First strike vs. first contact
Rillak has gathered a massive number of planetary representatives—Federation and not—to vote together on how to face the DMA.3 Rillak has promised to remain neutral, so she asks Burnham (and President T’Rina of Ni’Var) to be at her side. She knows they’ll push a peaceful, Federation-style resolution.
Ruon Tarka, the mad scientist from “The Examples”, returns with a bomb he claims will destroy the DMA. It’s an isolytic subspace weapon that would tear apart subspace in the region, making Warp travel impossible. The damage could potentially extend to the other end of the DMA wormhole. President Rillak is quick to state isolytic weapons are still banned under the Khitomer Accords,4 even in the 32nd century.
Earth backs this position, and perhaps unsurprisingly, so does Book. The core conflict of this story plays out between Burnham and Book. As the sole representative of Kweijian, he urges people to vote to use Tarka’s isolytic bomb. Burnham refuses to accept this answer. She suggests the damage might be unintentional, like a child to an anthill.5 Of course, she might be wrong, but Burnham insists an attempt at communication is essential before resorting to violence.
Eventually, the assembly votes in Burnham’s favor.
Kwejian and Risa unite
Ruon Tarka is a clear antagonist, now. At first, I thought he might just be crazy or power-hungry. However, the music during Tarka’s speeches in this episode screams “VILLIAN!” I’m a bit bummed about the lack of gray area, here, but the big reveal is coming up soon so I suppose the showrunners want to make certain things clear.
Tarka is not to be trusted. He claims to be from a parallel universe, a perfect beautiful version of the Milky Way without The Burn. He needs the power source of the DMA to get home, so he says. If we believe what Tarka tells Book, my speculation about Tarka’s scar being an Emerald Chain slave implant was spot-on too. A slave to Osyraa who escaped, and left his comrade behind.
Yeah right.

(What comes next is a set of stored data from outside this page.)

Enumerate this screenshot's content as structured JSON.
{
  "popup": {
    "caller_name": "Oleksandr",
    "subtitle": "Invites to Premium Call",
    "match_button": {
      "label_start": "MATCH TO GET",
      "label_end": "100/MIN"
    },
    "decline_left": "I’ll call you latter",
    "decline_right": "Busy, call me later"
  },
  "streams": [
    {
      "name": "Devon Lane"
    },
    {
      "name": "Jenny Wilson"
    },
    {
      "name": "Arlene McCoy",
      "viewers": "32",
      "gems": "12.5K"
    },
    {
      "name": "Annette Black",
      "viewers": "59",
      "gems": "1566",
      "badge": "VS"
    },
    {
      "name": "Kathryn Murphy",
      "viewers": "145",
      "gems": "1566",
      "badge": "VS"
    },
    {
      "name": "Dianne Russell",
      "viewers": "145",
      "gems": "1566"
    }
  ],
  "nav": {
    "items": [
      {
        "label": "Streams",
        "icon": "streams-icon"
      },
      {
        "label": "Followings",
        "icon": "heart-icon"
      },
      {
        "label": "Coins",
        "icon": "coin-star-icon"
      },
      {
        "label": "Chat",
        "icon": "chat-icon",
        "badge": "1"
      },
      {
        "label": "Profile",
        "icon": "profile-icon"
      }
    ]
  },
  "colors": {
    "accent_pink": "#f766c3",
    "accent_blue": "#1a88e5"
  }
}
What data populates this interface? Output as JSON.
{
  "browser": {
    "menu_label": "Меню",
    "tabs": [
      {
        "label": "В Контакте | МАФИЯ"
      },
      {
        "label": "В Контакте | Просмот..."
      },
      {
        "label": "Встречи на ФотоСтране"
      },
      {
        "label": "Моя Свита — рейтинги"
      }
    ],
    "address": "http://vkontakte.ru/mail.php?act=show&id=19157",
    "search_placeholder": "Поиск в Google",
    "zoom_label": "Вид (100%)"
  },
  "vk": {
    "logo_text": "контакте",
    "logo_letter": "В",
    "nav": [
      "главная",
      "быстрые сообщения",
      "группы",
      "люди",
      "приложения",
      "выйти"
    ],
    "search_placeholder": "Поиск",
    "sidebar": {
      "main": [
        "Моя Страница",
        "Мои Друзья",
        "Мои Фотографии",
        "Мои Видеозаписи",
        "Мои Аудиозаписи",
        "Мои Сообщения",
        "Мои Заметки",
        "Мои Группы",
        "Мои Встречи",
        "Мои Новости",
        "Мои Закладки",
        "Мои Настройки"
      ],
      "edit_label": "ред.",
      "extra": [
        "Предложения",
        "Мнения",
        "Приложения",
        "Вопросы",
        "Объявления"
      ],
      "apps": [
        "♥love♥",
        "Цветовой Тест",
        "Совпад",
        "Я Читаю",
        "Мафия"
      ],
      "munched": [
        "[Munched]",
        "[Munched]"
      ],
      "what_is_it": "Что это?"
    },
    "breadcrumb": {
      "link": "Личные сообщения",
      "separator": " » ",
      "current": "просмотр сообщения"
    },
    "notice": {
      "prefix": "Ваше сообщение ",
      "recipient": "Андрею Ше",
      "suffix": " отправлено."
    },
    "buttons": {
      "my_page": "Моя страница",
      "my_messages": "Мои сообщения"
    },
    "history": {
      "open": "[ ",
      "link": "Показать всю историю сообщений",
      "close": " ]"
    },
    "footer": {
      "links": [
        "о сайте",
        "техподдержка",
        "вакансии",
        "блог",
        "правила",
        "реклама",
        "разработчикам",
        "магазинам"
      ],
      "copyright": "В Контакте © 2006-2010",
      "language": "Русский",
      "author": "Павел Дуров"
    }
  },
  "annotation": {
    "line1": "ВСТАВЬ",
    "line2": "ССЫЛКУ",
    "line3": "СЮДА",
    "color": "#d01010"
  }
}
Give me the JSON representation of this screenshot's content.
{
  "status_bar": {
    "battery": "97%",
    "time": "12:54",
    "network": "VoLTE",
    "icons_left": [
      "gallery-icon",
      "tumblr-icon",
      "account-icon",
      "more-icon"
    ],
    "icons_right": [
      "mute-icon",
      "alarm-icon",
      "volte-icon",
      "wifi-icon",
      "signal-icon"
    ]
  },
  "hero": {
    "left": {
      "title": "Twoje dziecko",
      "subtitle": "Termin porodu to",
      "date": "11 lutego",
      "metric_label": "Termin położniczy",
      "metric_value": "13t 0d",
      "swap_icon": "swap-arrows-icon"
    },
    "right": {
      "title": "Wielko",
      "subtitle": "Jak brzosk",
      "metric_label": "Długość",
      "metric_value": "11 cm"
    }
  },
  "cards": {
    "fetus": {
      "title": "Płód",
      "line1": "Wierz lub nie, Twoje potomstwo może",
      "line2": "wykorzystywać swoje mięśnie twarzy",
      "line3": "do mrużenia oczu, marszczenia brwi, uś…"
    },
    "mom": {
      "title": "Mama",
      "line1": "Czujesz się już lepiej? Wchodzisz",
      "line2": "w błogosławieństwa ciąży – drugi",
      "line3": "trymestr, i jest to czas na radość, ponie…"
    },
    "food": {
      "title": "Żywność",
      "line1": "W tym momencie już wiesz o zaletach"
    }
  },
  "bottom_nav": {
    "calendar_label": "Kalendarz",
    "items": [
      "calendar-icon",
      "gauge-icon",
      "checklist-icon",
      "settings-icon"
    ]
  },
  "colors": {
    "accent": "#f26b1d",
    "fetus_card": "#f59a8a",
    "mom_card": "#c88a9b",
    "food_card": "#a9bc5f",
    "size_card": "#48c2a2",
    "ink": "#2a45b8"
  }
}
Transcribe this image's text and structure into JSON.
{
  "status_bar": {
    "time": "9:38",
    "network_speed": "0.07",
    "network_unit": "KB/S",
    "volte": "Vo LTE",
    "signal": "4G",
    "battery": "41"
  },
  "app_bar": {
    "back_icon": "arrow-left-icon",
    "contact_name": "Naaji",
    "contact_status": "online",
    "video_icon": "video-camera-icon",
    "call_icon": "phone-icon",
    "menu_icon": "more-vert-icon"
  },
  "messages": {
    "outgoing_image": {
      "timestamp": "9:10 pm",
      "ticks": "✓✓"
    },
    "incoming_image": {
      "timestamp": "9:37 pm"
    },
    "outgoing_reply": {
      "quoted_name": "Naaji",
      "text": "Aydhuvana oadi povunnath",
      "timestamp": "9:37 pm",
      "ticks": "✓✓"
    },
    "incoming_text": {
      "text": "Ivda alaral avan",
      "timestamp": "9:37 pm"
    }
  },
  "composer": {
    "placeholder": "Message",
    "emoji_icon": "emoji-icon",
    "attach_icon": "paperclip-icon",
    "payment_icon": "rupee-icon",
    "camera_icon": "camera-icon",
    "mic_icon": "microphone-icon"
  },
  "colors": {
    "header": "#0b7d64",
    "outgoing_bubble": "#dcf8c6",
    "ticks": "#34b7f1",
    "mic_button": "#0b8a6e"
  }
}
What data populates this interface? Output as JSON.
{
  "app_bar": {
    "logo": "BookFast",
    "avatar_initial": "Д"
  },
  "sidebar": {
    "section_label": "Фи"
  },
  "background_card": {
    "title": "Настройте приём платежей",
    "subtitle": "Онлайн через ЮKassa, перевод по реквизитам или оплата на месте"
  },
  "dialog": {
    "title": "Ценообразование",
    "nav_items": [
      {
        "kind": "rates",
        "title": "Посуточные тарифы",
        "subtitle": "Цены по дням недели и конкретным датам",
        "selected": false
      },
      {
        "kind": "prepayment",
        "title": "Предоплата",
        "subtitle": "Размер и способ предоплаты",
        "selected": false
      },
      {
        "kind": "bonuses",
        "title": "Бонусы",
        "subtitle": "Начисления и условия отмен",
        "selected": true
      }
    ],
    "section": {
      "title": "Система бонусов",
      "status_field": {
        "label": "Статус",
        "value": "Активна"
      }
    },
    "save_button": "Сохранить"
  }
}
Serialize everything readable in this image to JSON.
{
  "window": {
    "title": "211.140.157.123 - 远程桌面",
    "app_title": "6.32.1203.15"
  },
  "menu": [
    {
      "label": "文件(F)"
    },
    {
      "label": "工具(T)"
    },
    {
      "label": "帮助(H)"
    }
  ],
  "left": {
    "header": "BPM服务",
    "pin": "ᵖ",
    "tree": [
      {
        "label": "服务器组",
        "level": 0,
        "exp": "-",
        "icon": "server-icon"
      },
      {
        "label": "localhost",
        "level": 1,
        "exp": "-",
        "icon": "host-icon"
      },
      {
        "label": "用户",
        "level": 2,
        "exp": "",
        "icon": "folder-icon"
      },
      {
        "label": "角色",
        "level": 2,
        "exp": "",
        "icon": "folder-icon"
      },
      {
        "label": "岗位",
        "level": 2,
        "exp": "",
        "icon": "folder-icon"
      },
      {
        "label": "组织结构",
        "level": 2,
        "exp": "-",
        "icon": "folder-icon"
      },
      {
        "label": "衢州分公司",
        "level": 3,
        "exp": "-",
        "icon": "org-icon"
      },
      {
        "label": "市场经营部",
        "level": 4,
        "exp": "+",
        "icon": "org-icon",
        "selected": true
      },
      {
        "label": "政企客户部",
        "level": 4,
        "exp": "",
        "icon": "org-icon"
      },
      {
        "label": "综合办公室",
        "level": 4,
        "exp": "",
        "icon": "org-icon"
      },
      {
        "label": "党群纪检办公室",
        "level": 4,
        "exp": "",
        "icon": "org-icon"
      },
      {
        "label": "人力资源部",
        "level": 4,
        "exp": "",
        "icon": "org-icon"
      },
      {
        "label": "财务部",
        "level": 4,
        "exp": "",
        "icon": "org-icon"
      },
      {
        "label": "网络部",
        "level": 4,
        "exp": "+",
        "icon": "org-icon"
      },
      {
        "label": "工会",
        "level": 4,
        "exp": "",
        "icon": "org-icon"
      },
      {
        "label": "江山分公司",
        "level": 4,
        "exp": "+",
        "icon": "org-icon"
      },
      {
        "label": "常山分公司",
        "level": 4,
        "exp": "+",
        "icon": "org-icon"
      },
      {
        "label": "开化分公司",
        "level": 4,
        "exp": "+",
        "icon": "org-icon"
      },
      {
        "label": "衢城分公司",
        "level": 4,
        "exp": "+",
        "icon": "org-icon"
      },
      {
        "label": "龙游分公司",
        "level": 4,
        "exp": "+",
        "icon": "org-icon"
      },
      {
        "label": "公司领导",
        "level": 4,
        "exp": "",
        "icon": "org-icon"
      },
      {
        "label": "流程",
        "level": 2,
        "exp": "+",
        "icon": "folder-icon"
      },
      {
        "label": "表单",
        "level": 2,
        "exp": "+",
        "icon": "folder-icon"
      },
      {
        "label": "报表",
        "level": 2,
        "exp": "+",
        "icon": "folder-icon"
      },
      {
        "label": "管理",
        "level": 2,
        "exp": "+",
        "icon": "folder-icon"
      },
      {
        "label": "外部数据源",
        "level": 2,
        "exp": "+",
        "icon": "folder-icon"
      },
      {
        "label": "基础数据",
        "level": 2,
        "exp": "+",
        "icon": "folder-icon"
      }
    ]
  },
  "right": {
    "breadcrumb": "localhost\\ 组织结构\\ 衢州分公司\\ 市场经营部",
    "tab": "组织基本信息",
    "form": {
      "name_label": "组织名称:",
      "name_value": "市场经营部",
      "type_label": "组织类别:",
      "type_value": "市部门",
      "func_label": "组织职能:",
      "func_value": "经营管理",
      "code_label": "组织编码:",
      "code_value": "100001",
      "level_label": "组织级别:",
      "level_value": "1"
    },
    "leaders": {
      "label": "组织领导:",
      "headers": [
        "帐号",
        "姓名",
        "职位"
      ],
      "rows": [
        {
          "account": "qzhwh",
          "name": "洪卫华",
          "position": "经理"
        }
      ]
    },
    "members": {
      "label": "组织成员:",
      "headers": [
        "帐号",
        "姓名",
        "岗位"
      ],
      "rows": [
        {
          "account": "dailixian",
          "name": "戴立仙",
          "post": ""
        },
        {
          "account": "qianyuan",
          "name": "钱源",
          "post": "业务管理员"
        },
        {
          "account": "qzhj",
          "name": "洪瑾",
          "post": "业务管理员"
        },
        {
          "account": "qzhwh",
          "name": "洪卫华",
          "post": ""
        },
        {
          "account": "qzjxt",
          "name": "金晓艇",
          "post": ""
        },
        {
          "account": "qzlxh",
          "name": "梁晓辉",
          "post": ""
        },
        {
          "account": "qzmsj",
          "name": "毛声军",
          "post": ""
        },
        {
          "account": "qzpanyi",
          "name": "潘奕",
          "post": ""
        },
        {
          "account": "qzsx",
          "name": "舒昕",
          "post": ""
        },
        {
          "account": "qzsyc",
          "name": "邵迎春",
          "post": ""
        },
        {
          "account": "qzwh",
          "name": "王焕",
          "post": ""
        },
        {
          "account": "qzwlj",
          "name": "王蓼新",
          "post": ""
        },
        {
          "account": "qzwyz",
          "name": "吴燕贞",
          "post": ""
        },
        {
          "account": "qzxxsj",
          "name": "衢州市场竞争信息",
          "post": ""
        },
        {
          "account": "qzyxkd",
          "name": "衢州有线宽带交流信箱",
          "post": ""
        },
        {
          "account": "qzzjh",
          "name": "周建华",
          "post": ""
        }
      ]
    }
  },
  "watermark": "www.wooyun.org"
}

My guess is we’ll see this comrade driving the DMA very soon.
He steals a functional Spore Drive prototype and convinces Book to escape with it to help him build his isolytic bomb. Tarka has manipulated Book’s anger into alienating Starfleet. The fallout of the episodes to come will be exceptional, I’m sure.
6/10 – “…But to Connect” is a buffer episode to deliver all the necessary story elements viewers need for the final three episodes. Zora becomes a part of the team, and Villain Tarka steals away Book to try to kill the DMA. All the pieces are put into place, but getting there isn’t all that exciting.
1 The Federation is spread throughout the Alpha and Beta Quadrants. The Dominion, featured in Star Trek: Deep Space Nine, are from the Gamma Quadrant on the other side of the Bajoran wormhole. The Delta Quadrant is most famous as the location of Star Trek: Voyager and home to the Borg Collective. It’d be awesome to know more about these former political entities in the 32nd century, but alas…
2 Hell, even Terminator 2 was sick of making all AI evil. That’s why Arnie was a good guy in the second film, an AI who helped the humans. Or at least tried.
3 I do question the architectural symbolism of the Federation’s assembly meeting shaft (?), however…
4 The Khitomer Accords are peace treaties between the Federation and the Klingon Empire. This is the first reference—that I’ve caught—to the Klingon Empire in the 32nd century, however indirect.
5 So-called “superior” species playing with Starfleet wouldn’t be without historical precedent. See: TOS S01E18 “The Squire of Gothos”, TNG S04E20 “Qpid”, Deep Space Nine and Voyager’s pilot episodes, etc.